Hier ein Zitat aus Wikipedia:
"Lipophile Cremes vom W/O-Typ ziehen rasch durch die hydrophoben Hautschichten in die Haut ein. Sie haben einen leichten Okklusionseffekt, da die äußere, ölige Phase einen Film auf der Haut ausbildet. Die Wasserabgabe (Verdunstung) über die Haut wird gehemmt, in Folge wird das Austrocknen verhindert und die obersten Hautschichten quellen durch die Wasseranreicherung auf."
Und das ist auch schon das Ende der Magie. Falten zu lindern oder die Haut zu straffen basiert auf dem "Wasser-Rückhalte-Effekt", den die Wasser-Öl-Emulsion sowieso leistet. Jeder zusätzliche Wirkstoff sind Versuche, diesen Effekt möglicherweise zu verstärken.

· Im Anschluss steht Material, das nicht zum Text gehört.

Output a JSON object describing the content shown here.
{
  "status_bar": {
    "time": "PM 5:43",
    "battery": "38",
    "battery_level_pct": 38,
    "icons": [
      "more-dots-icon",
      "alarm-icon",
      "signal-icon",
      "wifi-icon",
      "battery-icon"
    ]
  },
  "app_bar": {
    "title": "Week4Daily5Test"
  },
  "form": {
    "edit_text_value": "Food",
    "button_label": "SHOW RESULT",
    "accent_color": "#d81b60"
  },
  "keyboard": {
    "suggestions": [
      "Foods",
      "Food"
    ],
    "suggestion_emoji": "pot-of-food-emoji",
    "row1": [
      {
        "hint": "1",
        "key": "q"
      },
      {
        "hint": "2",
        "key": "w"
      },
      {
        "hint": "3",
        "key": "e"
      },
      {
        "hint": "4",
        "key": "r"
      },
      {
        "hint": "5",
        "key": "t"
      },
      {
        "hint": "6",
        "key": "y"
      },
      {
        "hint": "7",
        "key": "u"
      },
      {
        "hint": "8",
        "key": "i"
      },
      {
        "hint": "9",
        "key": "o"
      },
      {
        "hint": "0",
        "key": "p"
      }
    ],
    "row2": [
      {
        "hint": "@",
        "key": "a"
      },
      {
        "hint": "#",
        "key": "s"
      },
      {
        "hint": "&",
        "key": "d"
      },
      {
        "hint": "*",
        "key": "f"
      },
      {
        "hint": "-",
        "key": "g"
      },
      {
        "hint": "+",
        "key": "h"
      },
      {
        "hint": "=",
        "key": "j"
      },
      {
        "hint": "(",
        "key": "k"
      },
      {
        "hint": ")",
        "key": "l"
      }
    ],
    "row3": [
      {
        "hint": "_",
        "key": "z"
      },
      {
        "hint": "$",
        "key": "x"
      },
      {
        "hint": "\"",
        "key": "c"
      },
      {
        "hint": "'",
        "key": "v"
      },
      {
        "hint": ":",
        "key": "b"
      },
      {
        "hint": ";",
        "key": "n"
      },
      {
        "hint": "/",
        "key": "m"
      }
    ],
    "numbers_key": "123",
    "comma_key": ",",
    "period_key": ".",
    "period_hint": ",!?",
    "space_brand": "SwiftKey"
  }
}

Aber: wie soll man den Effekt einer Creme objektiv messen?
Die Wirkunsgweise beruht stets auf einem subjektiven Empfinden des Anwenders.
5) Einfacher gehts nicht
Wenn man, wie ich, als völlig ahnungsloser Mensch, aus Tee und Olivenöl einen Topf Creme zusammenrühren kann, ist man einigermaßen perplex über die Simplizität dieser Angelegenheit und um den vergleichsweise überdimensionialen Hype, der in Werbung und Geschäften, aber auch bei Menschen mit gesundem Menschenverstand, dazu betrieben wird.
Meine Creme soll besser werden.
Und dazu habe ich mich nach einer knapp einjährigen Pause in Sachen handgemachter Creme wieder an den Herd gestellt. Ziel war, mein Rezept zu überarbeiten und meiner idealen Creme einen großen Schritt näher zu kommen.
Mein Anforderungsprofil: ich möchte eine reichhaltige Creme, die meine trockene Haut geschmeidig hält, nicht so stark glänzt und sich leicht auftragen lässt. Also eine klassische Wasser/-Öl-Emulsion. Und am besten One-fits-all, so dass ich mich von Kopf bis Fuss damit pflegen kann.
Das Auftrage-Gefühl, einer der weichen Faktoren bei Creme, wollte ich dringend verbessern. Daher habe ich ein Grundrezept mit drei verschiedenen Emulgatoren ausprobiert, um Konsistenz und Verstreichbarkeit vergleichen zu können.
Emulgator - häh?
Hier hilft wieder Wikipedia:
"Emulgatoren sind Hilfsstoffe die dazu dienen, zwei nicht miteinander mischbare Flüssigkeiten, wie zum Beispiel Öl und Wasser, zu einem fein verteilten Gemisch, der sogenannten Emulsion, zu vermengen und zu stabilisieren."
Es gibt viele Emulgatoren, die zusätzlich einen Effekt auf die Konsistenz und die Verstreichbarkeit der Creme haben.
Im Vergleich bei Edna Mo:
Lanolin (Wollfett, eine wasserunlösliche Paste)
Tegomuls (ein Pulver)
Lamecreme (feste Pastillen)
Eine Fotoanleitung zur Herstellung von Creme findest Du hier in diesem Beitrag.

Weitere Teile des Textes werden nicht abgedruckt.